NAZCA, Peru — Standing inside the maze of mysterious lines and figures that put this arid region on the tourist map, state archaeologist Alberto Urbano surveyed a football field-size spread of ankle-deep trash.
“Farther down this road there are illegal gold mines, too,” he said, noting that the path is the side of a gigantic trapezoid. “See how straight it is.”
But it is not only trash and small-time gold diggers that threaten Peru’s fragile Nazca Lines. Grave robbers, tractor-trailers and tourists have left their mark on the vast designs carved more than a millennium ago along a 35-mile stretch of desert.
In many ways, the damage reflects Peru’s inability to protect its myriad of pre-Columbian archaeological gems.
Mr. Urbano blew the whistle on the municipality of Nazca in October for briefly dumping trash inside the 175-square-mile protected zone that has been a United Nations World Heritage site since 1994.
Three months earlier, highway officials had to move a weighing station 10 miles north of the zone to stop cargo trucks from cutting across the lines to avoid paying tolls.
Located 250 miles south of Lima, the lines have puzzled scientists, drawn mystics and even inspired an eccentric German mathematician to devote the last five decades of her life to studying and protecting them. Each year, about 80,000 tourists fly over the pictographs.
Loosely guarded by day, the site is wide open by night.
Since German mathematician Maria Reich died in 1998 at age 95, the task of watching over the site has fallen to a handful of men she once employed and Mr. Urbano — the only state archaeologist.
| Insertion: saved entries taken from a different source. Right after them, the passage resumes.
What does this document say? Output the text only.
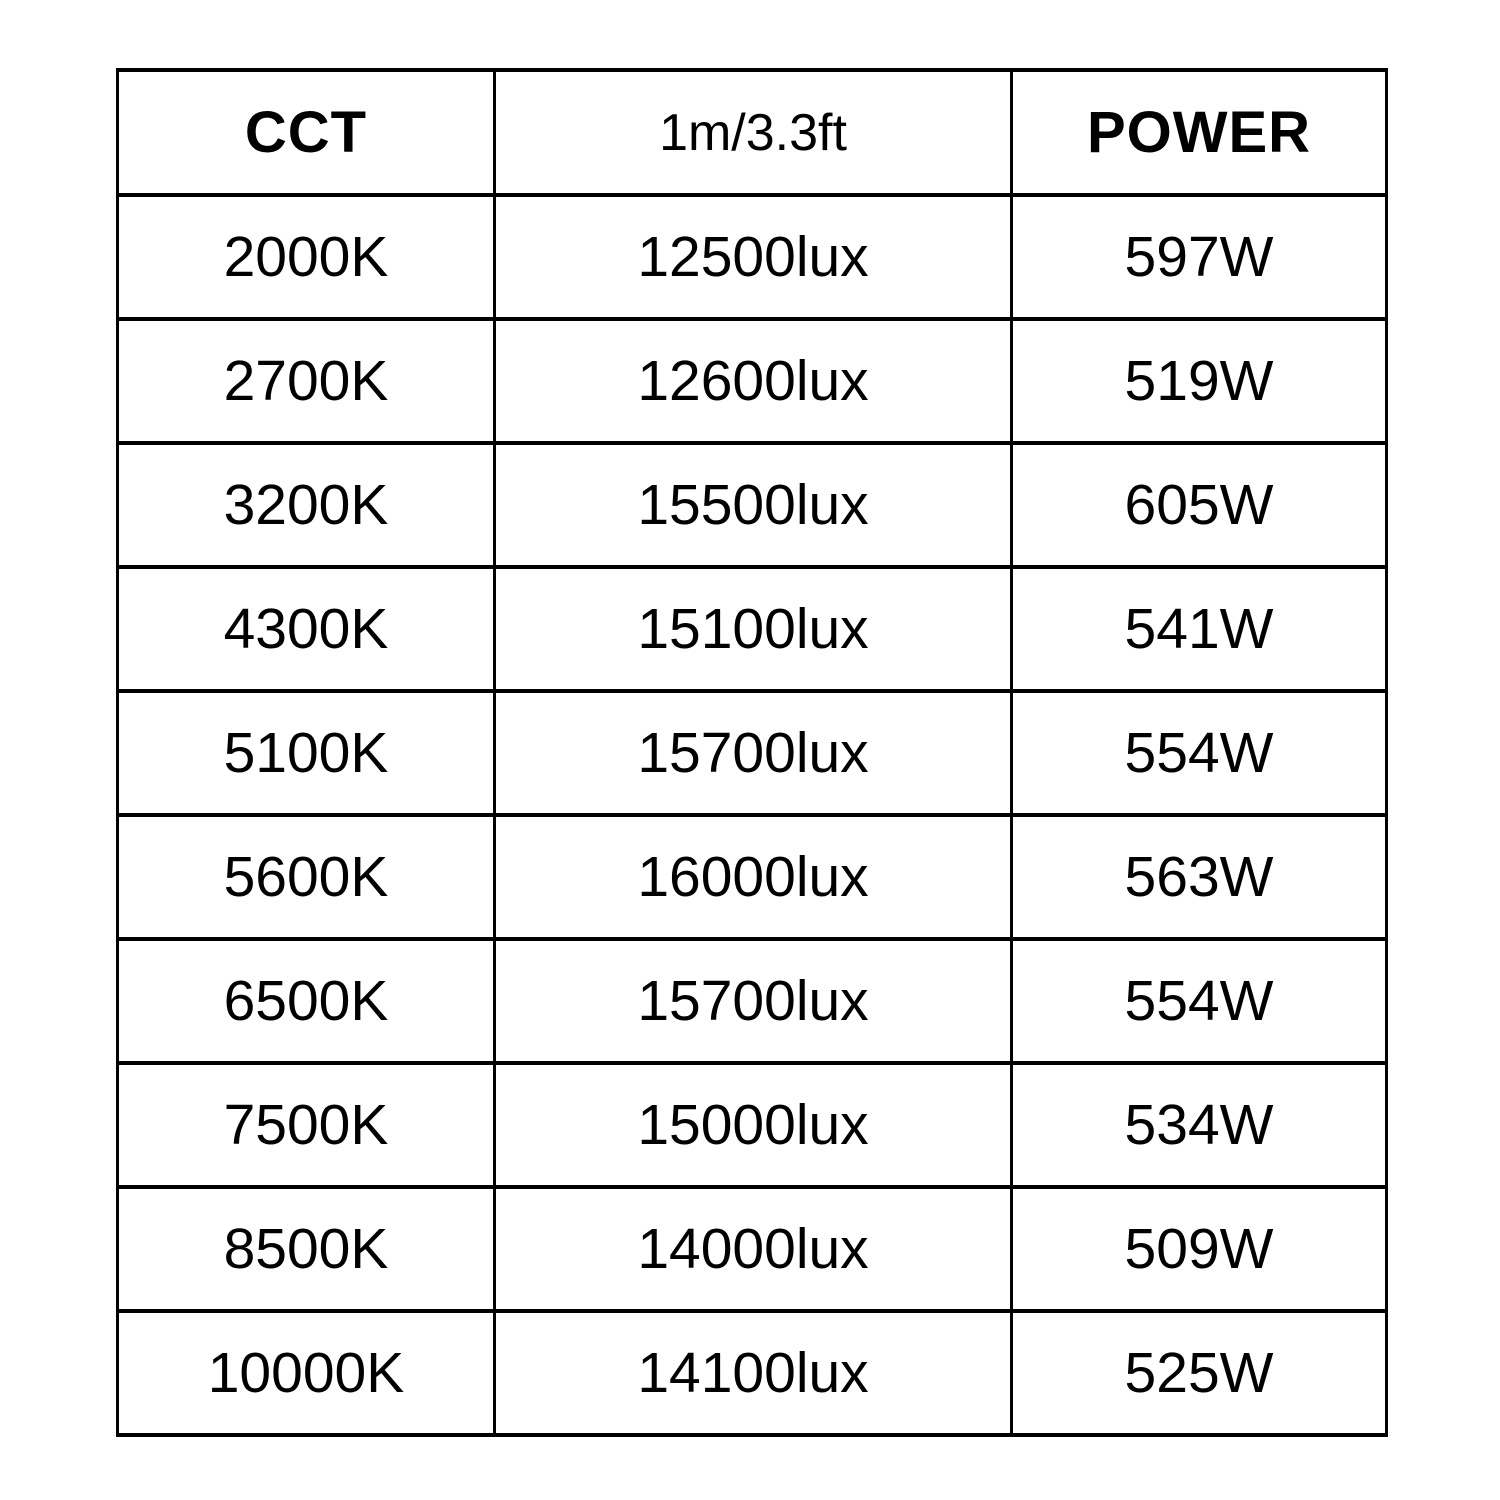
CCT	1m/3.3ft	POWER
2000K	12500lux	597W
2700K	12600lux	519W
3200K	15500lux	605W
4300K	15100lux	541W
5100K	15700lux	554W
5600K	16000lux	563W
6500K	15700lux	554W
7500K	15000lux	534W
8500K	14000lux	509W
10000K	14100lux	525W
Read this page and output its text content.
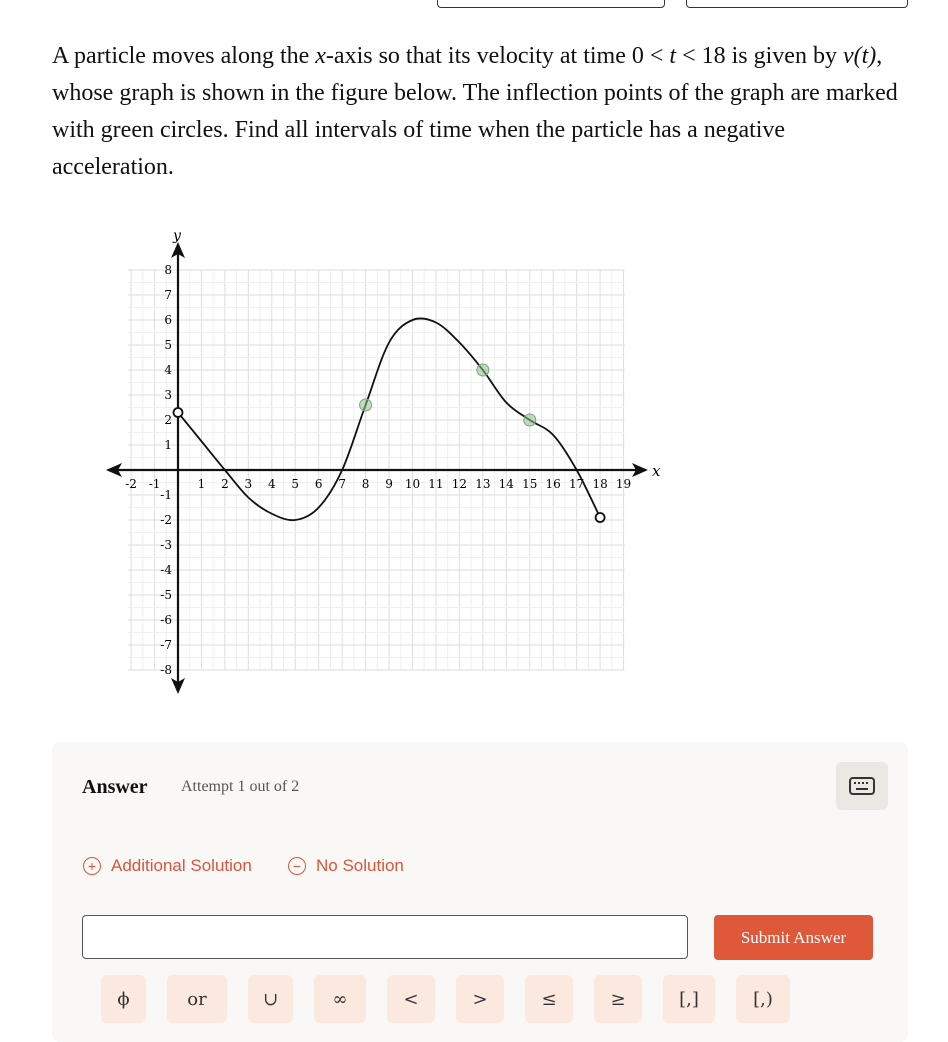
A particle moves along the x-axis so that its velocity at time 0 < t < 18 is given by v(t), whose graph is shown in the figure below. The inflection points of the graph are marked with green circles. Find all intervals of time when the particle has a negative acceleration.
x
y
-2 -1	1 2 3 4 5 6 7 8 9 10 11 12 13 14 15 16 17 18 19
8
7
6
5
4
3
2
1
-1
-2
-3
-4
-5
-6
-7
-8
Answer Attempt 1 out of 2
+ Additional Solution	− No Solution
Submit Answer
ϕ	or	∪	∞	<	>	≤	≥	[,]	[,)
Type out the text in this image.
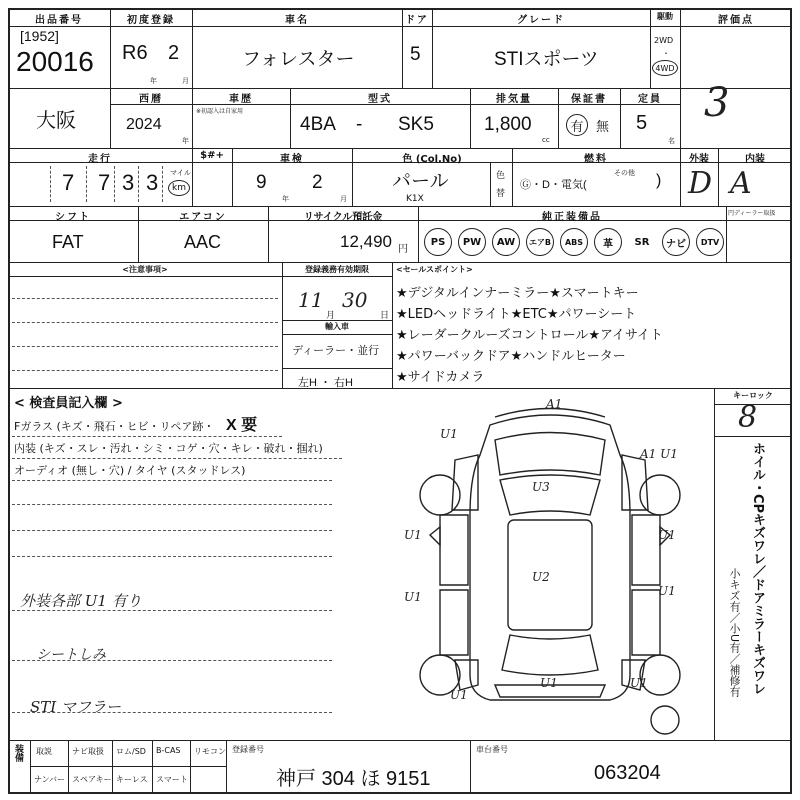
出品番号
[1952]
20016
初度登録
R6 2
年	月
車名
フォレスター
ドア
5
グレード
STIスポーツ
駆動
2WD
・
4WD
評価点
3
大阪
西暦
2024
年
車歴
※初認入は自家用
型式
4BA - SK5
排気量
1,800
cc
保証書
有 無
定員
5
名
走行
7 7 3 3 マイル
km
$#+	車検
9
年
2
月
色 (Col.No)
パール
K1X
色
替
燃料
Ⓖ・D・電気(
その他 )
外装
D
内装
A
シフト
FAT
エアコン
AAC
リサイクル預託金
12,490 円
純正装備品	円ディーラー取扱
PS	PW	AW	エアB	ABS	革	SR	ナビ	DTV
<注意事項>	登録義務有効期限
11
月
30
日
輸入車
ディーラー・並行
左H ・ 右H
<セールスポイント>
★デジタルインナーミラー★スマートキー
★LEDヘッドライト★ETC★パワーシート
★レーダークルーズコントロール★アイサイト
★パワーバックドア★ハンドルヒーター
★サイドカメラ
< 検査員記入欄 >
Fガラス (キズ・飛石・ヒビ・リペア跡・ X 要
内装 (キズ・スレ・汚れ・シミ・コゲ・穴・キレ・破れ・掴れ)
オーディオ (無し・穴) / タイヤ (スタッドレス)
外装各部 U1 有り
シートしみ
STI マフラー
キーロック
8
ホイル・CPキズワレ／ドアミラーキズワレ
小キズ有／小U有／補修有
A1
U1
A1 U1
U3
U1	U1
U2
U1	U1
U1
U1	U1
装備 取説	ナビ取扱 ロム/SD B-CAS リモコン
ナンバー スペアキー キーレス スマート
登録番号
神戸 304 ほ 9151
車台番号
063204
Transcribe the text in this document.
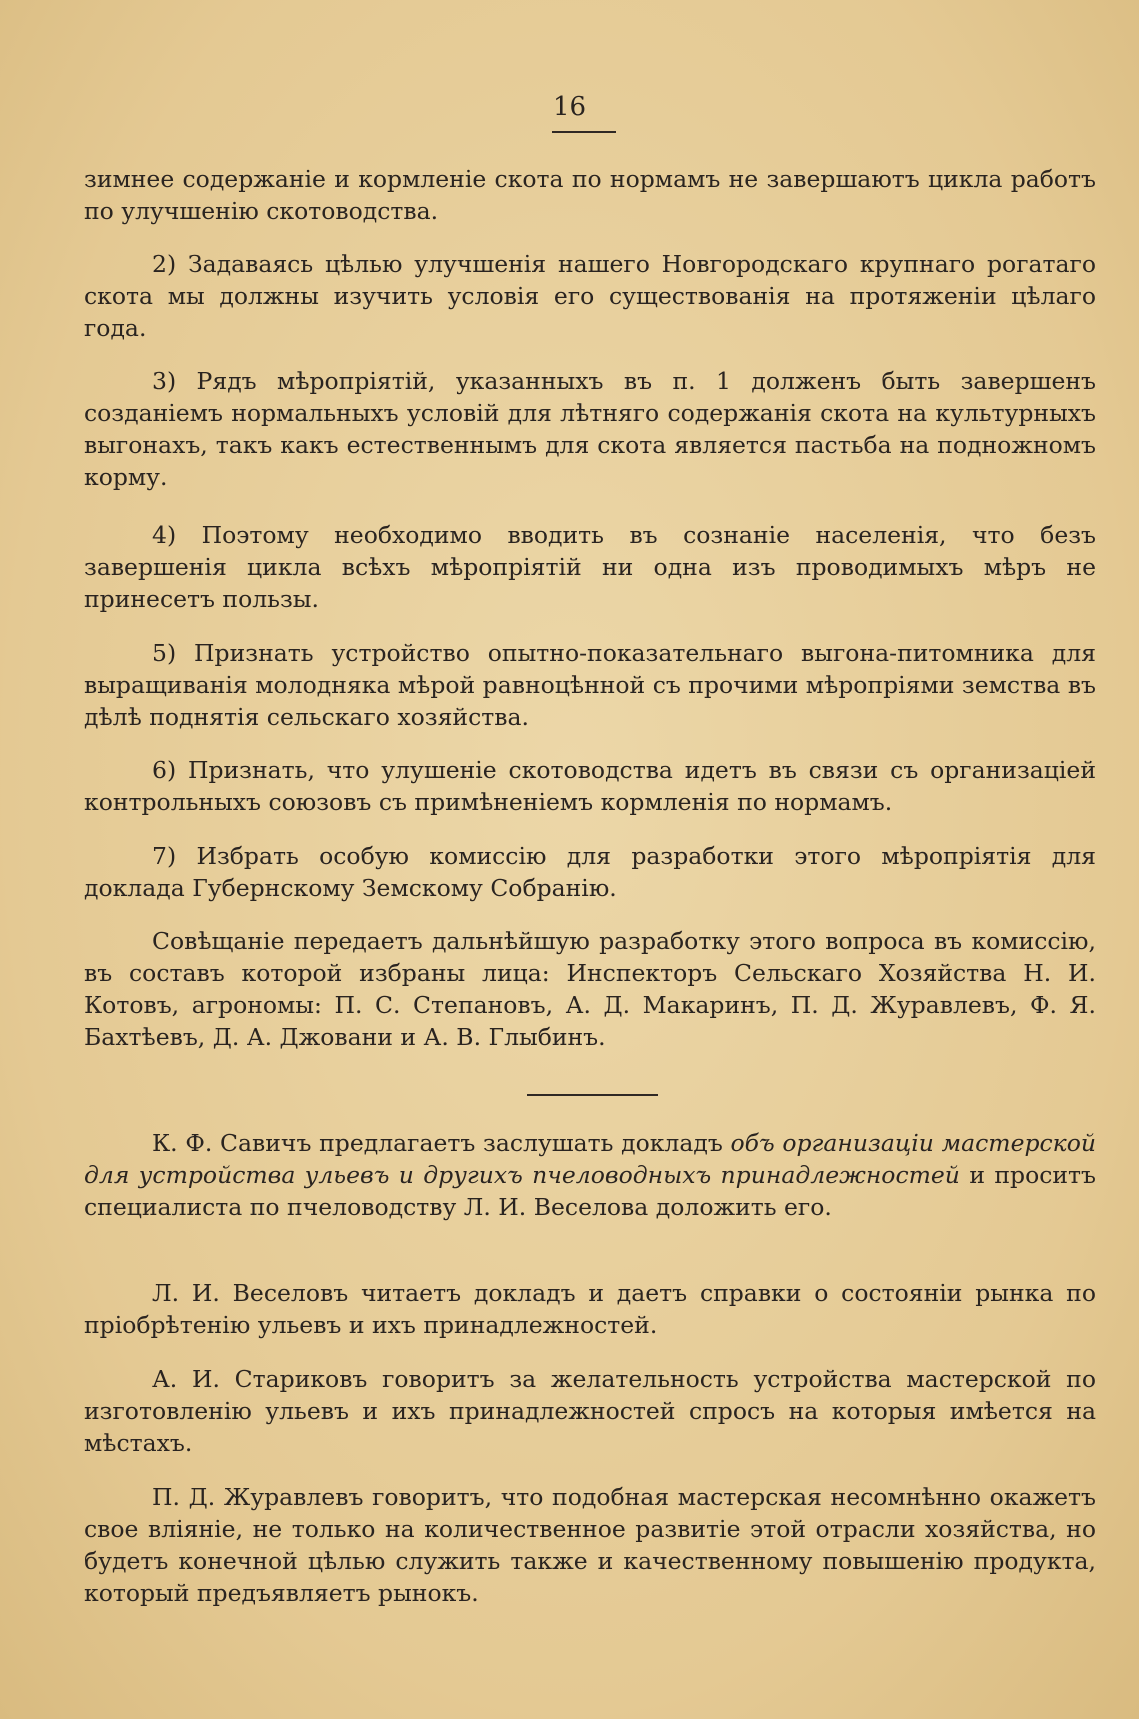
16

зимнее содержаніе и кормленіе скота по нормамъ не завершаютъ цикла работъ по улучшенію скотоводства.

2) Задаваясь цѣлью улучшенія нашего Новгородскаго крупнаго рогатаго скота мы должны изучить условія его существованія на протяженіи цѣлаго года.

3) Рядъ мѣропріятій, указанныхъ въ п. 1 долженъ быть завершенъ созданіемъ нормальныхъ условій для лѣтняго содержанія скота на культурныхъ выгонахъ, такъ какъ естественнымъ для скота является пастьба на подножномъ корму.

4) Поэтому необходимо вводить въ сознаніе населенія, что безъ завершенія цикла всѣхъ мѣропріятій ни одна изъ проводимыхъ мѣръ не принесетъ пользы.

5) Признать устройство опытно-показательнаго выгона-питомника для выращиванія молодняка мѣрой равноцѣнной съ прочими мѣропріями земства въ дѣлѣ поднятія сельскаго хозяйства.

6) Признать, что улушеніе скотоводства идетъ въ связи съ организаціей контрольныхъ союзовъ съ примѣненіемъ кормленія по нормамъ.

7) Избрать особую комиссію для разработки этого мѣропріятія для доклада Губернскому Земскому Собранію.

Совѣщаніе передаетъ дальнѣйшую разработку этого вопроса въ комиссію, въ составъ которой избраны лица: Инспекторъ Сельскаго Хозяйства Н. И. Котовъ, агрономы: П. С. Степановъ, А. Д. Макаринъ, П. Д. Журавлевъ, Ф. Я. Бахтѣевъ, Д. А. Джовани и А. В. Глыбинъ.

К. Ф. Савичъ предлагаетъ заслушать докладъ объ организаціи мастерской для устройства ульевъ и другихъ пчеловодныхъ принадлежностей и проситъ специалиста по пчеловодству Л. И. Веселова доложить его.

Л. И. Веселовъ читаетъ докладъ и даетъ справки о состояніи рынка по пріобрѣтенію ульевъ и ихъ принадлежностей.

А. И. Стариковъ говоритъ за желательность устройства мастерской по изготовленію ульевъ и ихъ принадлежностей спросъ на которыя имѣется на мѣстахъ.

П. Д. Журавлевъ говоритъ, что подобная мастерская несомнѣнно окажетъ свое вліяніе, не только на количественное развитіе этой отрасли хозяйства, но будетъ конечной цѣлью служить также и качественному повышенію продукта, который предъявляетъ рынокъ.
Miss Reich’s remaining guards finance their operations by charging tourists 6 nuevo soles, or less than $2, to climb up a metal observation tower beside the Pan-American Highway, which itself cuts through the site — and an unlucky lizard figure.
The squad has an old motorcycle on its last legs to patrol parts of the zone. Mr. Urbano gets by on a monthly salary of about $515 from Peru’s National Institute of Culture and uses his bicycle or hitches rides to get around.
Nazca Mayor Daniel Mantilla wants the municipality to take over caring for the site. He says he had to drop trash in the protected zone because the culture institute failed to approve a site for a new dump.
“The lines are in danger,” he said in an interview at his office. “The government must decide who should protect them.”
The mayor’s comments reflect a broader problem: The underfunded and overextended culture institute has to butt heads with town officials throughout Peru. Meanwhile, the United Nations has criticized the agency for failing to take care of several of Peru’s 10 World Heritage sites.
In October, the United Nations said the institute needs to curb damage from heavy tourist traffic at the Inca citadel of Machu Picchu and bring order to development nearby in Peru’s jungle-covered southern Andes.